Computers & Technology

  • Author Pat Boardman
  • Published February 9, 2011
  • Word count 546

Medical prescriptions are given to almost all patients in nursing homes and it's routine to change doses or types of medication and according to a study published in The American Journal of Medicine there are an average of 1.9 million adverse drug events (ADEs) in U.S. nursing homes. If a mistake is made when the prescription is filled the patient's condition may deteriorate and lead to serious complications. It is far safer if the nursing staff can do their rounds with a mobile panel pc using an EMR system for fast and accurate reference.

Most hospitals have adopted the eMAR (Electronic Medical Administrative Record) but many nursing homes still use the phone-book sized paper records from which they transcribe individual dosing instructions from handwritten records. Health care patient records have traditionally been compiled manually on paper, where missed updates and erroneous reading of prescriptions and treatment instructions have resulted in damage or fatalities among patients.

Perhaps the main reason that long-term care facilities are slow in adopting the latest Information Technology is the capital outlay to equip the facilities with PC kiosks and wall mounted pc units. The expenditure may be challenging but the price of continuing with paper MARs could be the paying of fines when adverse drug effects are severe enough to be reported. The strain on nursing staff is greater when they know they are bound to make a mistake sooner or later that will be blamed on human error. Nursing can be a stressful job at the best of times and that tension can produce indifference or outright hostility to the patients they must see every day.
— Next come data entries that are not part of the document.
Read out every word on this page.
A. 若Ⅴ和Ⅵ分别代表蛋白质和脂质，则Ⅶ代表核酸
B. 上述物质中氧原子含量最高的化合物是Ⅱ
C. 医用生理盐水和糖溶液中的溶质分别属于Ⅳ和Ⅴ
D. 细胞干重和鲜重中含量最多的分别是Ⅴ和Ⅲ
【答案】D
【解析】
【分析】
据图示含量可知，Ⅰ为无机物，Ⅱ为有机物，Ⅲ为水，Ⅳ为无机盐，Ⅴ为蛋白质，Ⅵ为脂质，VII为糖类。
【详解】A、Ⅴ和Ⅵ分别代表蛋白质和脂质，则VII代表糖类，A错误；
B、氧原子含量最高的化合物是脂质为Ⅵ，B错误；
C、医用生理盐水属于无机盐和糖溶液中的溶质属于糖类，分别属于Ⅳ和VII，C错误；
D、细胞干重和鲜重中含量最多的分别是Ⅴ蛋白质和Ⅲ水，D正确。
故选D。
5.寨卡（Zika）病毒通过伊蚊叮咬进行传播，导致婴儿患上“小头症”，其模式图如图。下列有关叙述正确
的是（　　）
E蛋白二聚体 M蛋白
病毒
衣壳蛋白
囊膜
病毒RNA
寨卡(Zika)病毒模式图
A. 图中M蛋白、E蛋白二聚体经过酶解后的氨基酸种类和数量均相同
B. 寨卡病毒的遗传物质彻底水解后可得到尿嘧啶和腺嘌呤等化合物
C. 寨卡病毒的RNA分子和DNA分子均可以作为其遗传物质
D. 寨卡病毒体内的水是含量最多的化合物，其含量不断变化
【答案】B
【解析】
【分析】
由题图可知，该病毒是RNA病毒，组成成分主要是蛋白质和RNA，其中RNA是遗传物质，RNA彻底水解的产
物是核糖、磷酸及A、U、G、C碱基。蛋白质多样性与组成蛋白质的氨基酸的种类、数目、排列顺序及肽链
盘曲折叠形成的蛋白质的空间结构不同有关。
Touch-screen kiosks exist in many businesses to take payments from customers and other functions. The medical software must be more complex however as there are tasks that have to be coordinated and readily available at the point of care. Mobile portable medication carts can dispense drugs as instructed on the computer records. Many health care facilities have installed wall mounted kiosks where the patient can buy the prescription as one might buy an airline ticket from a kiosk. The concept is the same as a vending machine but with sophisticated data processing which can take incoming information from the field and update the records at the health care facility.
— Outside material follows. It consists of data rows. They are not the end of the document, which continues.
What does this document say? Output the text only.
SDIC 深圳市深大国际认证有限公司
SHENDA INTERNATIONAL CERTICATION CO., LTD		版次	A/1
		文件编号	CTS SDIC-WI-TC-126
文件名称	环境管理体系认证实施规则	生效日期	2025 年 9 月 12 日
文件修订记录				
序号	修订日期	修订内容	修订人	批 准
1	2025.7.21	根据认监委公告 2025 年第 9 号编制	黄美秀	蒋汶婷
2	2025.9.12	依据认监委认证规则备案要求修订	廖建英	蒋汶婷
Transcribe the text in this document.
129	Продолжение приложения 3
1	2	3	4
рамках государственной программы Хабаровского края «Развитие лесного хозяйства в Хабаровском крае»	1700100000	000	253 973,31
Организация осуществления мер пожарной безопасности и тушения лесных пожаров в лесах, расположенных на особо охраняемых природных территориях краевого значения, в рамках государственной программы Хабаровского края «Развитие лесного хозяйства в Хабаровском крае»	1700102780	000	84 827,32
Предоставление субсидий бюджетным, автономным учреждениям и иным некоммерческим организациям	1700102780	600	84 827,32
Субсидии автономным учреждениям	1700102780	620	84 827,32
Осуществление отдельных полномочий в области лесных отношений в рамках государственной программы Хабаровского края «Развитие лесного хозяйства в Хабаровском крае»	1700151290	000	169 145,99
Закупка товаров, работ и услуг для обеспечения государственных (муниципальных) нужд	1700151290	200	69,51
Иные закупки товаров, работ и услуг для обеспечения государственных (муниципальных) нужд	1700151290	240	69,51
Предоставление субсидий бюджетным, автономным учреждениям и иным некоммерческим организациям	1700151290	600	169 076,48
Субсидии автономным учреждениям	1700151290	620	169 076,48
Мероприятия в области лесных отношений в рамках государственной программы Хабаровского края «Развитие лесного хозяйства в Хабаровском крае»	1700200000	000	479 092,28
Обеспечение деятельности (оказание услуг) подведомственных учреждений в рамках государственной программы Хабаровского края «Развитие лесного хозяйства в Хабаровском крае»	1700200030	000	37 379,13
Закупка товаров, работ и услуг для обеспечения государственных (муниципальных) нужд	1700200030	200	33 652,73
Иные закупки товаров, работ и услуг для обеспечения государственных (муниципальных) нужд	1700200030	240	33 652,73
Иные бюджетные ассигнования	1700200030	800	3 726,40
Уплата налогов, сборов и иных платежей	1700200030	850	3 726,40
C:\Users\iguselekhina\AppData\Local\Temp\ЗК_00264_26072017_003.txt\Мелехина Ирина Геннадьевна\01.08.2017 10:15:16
At a time where it's technically possible to store the medical, dental, financial, professional, and criminal records, as well and your family, friends, and other details of a person's life on one tiny chip, paper records are going the way of the platypus as the future closes in on our privacy. Right now the eMAR technology works by using a bar code system which defines the state of one's medical condition along with medications but there are plans for tagging all citizens several years from now by placing an RFID chip on passports, driver's licenses, and eventually in your forearm to keep track of the identity and location of each citizen. There are several products that can shield their data from Radio Frequency Identification chips on cards or passports but it will be under the control of future governments how much data will be allowed to be shielded. The abuse of personal freedom is a real possibility under a less-than-beneficent group controlling powers of future governments.

SEO consultant Pat Boardman writes this in respect to medical panel pc hardware specialist IT Medical Technology, suppliers of laptop carts and wallmounted kiosks.